Hasil analisis PwC (sebelum tahun 2010 bernama PricewaterhouseCoopers) menunjukkan proyeksi pasar sponsor olahraga ini akan tumbuh dari 63,1 miliar dolar AS pada tahun 2021 menjadi 109,1 miliar dolar AS pada tahun 2030.
“Olahraga kini menjadi satu-satunya hal yang dapat ditonton melalui janji temu di TV atau disiarkan secara langsung pada saat itu – semua hal lainnya dapat dilakukan berdasarkan permintaan,” kata Clive Reeves, pemimpin olahraga PwC di Inggris.
“Untuk menjadi bahan perbincangan, Anda perlu menonton olahraga pada saat itu, yang menjadikannya satu-satunya hal yang tersisa di masyarakat yang benar-benar menarik banyak orang pada momen-momen tertentu, yang bagi merek sangatlah istimewa dan berharga.”
Sebuah Lapangan Bermain Baru
Ruang lingkup kemampuan fesyen untuk memasuki dunia olahraga telah terbuka lebar. Selain bersaing dengan perusahaan besar untuk mendapatkan sponsor tradisional pada jersey atau di sekitar stadion, merek dapat menargetkan area khusus untuk memberikan dampak yang lebih alami.
Misalnya, mereka dapat bermitra dengan atlet dalam lini pakaian, mendandani mereka untuk “berjalan di terowongan” yang terjadi saat mereka memasuki arena — gambar-gambar tersebut langsung dibagikan secara online oleh akun media sosial khusus — atau bahkan membuat pakaian untuk avatar mereka dalam video permainan.
“Masih banyak potensi yang belum dimanfaatkan dan wilayah yang belum dipetakan untuk dijelajahi oleh merek di berbagai olahraga yang berbeda,” ujar Kenny Annan-Jonathan, veteran pemasaran olahraga dan pendiri agensi The Mailroom yang berbasis di London.
“Kami baru pada tahap awal melihat ke mana dunia olahraga dapat membawa merek fesyen,” ujar pria yang ditunjuk sebagai Direktur Kreatif Crystal Palace FC, salah satu klub anggota Liga Inggris, pada Agustus 2023.
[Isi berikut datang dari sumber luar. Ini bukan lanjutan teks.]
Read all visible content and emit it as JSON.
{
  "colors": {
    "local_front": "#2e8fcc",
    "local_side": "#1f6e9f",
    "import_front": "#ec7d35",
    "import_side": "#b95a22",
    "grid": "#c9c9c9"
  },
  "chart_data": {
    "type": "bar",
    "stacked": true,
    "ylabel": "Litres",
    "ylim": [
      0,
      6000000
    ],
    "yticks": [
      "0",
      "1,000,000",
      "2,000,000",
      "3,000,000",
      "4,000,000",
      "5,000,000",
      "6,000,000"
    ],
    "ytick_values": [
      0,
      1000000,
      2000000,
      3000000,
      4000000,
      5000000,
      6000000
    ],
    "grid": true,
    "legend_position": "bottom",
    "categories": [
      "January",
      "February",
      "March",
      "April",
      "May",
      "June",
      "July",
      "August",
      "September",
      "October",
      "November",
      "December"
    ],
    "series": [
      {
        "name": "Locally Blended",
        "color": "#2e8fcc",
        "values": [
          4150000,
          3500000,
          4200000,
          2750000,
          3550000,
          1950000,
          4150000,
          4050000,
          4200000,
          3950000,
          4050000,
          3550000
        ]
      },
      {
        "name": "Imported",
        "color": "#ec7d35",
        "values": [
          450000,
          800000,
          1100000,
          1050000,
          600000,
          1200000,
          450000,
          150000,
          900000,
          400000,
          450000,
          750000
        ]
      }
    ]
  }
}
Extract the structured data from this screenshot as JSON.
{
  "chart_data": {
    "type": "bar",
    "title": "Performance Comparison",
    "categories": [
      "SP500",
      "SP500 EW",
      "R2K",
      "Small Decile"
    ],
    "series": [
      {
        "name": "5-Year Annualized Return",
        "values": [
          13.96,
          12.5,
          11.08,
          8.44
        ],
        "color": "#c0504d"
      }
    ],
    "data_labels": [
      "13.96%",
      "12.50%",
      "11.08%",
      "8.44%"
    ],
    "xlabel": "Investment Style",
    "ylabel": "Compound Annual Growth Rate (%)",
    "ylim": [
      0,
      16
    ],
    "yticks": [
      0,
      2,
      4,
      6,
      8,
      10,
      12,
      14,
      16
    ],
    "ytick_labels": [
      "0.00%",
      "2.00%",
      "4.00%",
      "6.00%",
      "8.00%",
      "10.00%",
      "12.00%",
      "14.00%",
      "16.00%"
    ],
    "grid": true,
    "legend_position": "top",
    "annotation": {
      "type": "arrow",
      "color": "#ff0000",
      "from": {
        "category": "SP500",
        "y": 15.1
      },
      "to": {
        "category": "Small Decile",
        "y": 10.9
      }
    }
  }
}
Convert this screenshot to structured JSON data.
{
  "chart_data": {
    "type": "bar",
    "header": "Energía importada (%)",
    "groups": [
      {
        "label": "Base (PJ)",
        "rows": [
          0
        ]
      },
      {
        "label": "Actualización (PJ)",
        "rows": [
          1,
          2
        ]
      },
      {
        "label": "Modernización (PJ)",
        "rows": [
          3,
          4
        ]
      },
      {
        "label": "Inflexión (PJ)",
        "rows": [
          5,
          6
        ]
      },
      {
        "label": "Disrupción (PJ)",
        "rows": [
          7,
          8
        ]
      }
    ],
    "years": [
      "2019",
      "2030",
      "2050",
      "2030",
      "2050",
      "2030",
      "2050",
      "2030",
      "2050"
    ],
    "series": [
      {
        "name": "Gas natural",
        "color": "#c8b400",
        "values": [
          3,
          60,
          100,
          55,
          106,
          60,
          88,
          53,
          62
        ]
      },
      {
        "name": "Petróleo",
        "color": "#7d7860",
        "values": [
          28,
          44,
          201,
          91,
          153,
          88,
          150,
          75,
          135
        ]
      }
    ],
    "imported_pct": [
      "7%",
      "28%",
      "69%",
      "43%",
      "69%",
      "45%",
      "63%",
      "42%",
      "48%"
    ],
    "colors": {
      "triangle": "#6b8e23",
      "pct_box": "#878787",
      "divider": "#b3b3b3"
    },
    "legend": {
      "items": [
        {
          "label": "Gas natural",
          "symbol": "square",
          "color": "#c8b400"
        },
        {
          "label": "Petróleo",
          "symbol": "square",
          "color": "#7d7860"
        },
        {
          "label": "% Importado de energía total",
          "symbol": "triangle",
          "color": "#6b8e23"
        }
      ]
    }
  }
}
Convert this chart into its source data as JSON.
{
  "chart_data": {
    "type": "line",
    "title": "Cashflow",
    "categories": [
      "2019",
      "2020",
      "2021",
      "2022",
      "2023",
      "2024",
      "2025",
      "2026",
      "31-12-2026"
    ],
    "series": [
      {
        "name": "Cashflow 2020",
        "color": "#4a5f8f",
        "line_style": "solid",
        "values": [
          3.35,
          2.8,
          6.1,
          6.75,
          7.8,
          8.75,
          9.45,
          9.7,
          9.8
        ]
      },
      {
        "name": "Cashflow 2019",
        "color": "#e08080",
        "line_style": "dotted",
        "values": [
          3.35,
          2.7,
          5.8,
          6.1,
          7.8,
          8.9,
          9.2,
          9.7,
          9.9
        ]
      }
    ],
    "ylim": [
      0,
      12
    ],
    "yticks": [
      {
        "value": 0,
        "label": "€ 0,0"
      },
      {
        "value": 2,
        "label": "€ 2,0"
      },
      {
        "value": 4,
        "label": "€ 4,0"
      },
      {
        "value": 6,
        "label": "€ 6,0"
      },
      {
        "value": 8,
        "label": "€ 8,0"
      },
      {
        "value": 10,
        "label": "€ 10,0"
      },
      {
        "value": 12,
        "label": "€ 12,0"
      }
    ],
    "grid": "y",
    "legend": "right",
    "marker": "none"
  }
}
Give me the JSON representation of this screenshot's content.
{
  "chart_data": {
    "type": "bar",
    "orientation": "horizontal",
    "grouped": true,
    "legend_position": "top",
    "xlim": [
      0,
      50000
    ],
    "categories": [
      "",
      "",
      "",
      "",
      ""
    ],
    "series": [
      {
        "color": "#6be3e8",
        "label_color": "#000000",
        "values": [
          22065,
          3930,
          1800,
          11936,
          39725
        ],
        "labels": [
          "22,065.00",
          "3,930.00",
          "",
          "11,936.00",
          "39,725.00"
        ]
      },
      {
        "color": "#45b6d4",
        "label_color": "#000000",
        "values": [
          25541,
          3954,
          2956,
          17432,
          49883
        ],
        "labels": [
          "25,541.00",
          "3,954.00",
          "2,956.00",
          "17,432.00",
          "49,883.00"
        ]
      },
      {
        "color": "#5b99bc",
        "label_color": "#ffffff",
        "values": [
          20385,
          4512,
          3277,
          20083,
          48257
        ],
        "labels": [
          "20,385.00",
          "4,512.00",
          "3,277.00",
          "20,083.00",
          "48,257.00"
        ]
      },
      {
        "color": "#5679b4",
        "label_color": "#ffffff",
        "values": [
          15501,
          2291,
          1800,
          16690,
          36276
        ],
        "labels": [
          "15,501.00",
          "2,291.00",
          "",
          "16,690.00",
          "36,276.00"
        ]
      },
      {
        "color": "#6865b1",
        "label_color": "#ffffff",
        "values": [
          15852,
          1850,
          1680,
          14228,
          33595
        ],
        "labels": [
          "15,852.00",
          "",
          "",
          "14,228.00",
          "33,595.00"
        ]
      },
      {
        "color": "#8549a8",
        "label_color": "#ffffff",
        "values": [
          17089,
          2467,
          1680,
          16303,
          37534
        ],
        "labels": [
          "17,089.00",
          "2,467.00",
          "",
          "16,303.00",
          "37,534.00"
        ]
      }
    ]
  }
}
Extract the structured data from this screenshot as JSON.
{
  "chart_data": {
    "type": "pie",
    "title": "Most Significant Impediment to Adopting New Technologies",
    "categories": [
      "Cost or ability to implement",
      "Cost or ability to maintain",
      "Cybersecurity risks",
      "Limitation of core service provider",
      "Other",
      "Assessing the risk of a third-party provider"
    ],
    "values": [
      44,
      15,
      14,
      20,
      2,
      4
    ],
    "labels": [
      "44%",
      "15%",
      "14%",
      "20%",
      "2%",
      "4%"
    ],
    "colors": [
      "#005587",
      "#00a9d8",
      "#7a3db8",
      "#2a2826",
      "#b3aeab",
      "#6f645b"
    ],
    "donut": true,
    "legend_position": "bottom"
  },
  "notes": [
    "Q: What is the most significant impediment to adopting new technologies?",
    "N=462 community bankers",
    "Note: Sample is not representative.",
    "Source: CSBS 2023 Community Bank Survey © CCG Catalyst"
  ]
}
Meskipun perusahaan pakaian olahraga seperti Nike, Adidas, dan Puma telah lama menyelaraskan merek mereka dengan fesyen, studi kasus ini membuka peluang bagi merek-merek fesyen hingga pengecer non-olahraga lainnya untuk bisa bersaing.
Perusahaan-perusahaan yang diprofilkan – merek fesyen mewah Jerman Boss, pembuat jam tangan Swiss Tag Heuer, dan perusahaan rintisan pasar sepatu yang berbasis di Inggris, The Edit Ldn – masing-masing telah menempatkan pemasaran olahraga sebagai inti dari strategi pertumbuhan dan identitas merek mereka, baik untuk memperdalam hubungan dengan konsumen yang sudah ada atau sebagai sarana untuk menargetkan audiens baru secara efektif dan otentik.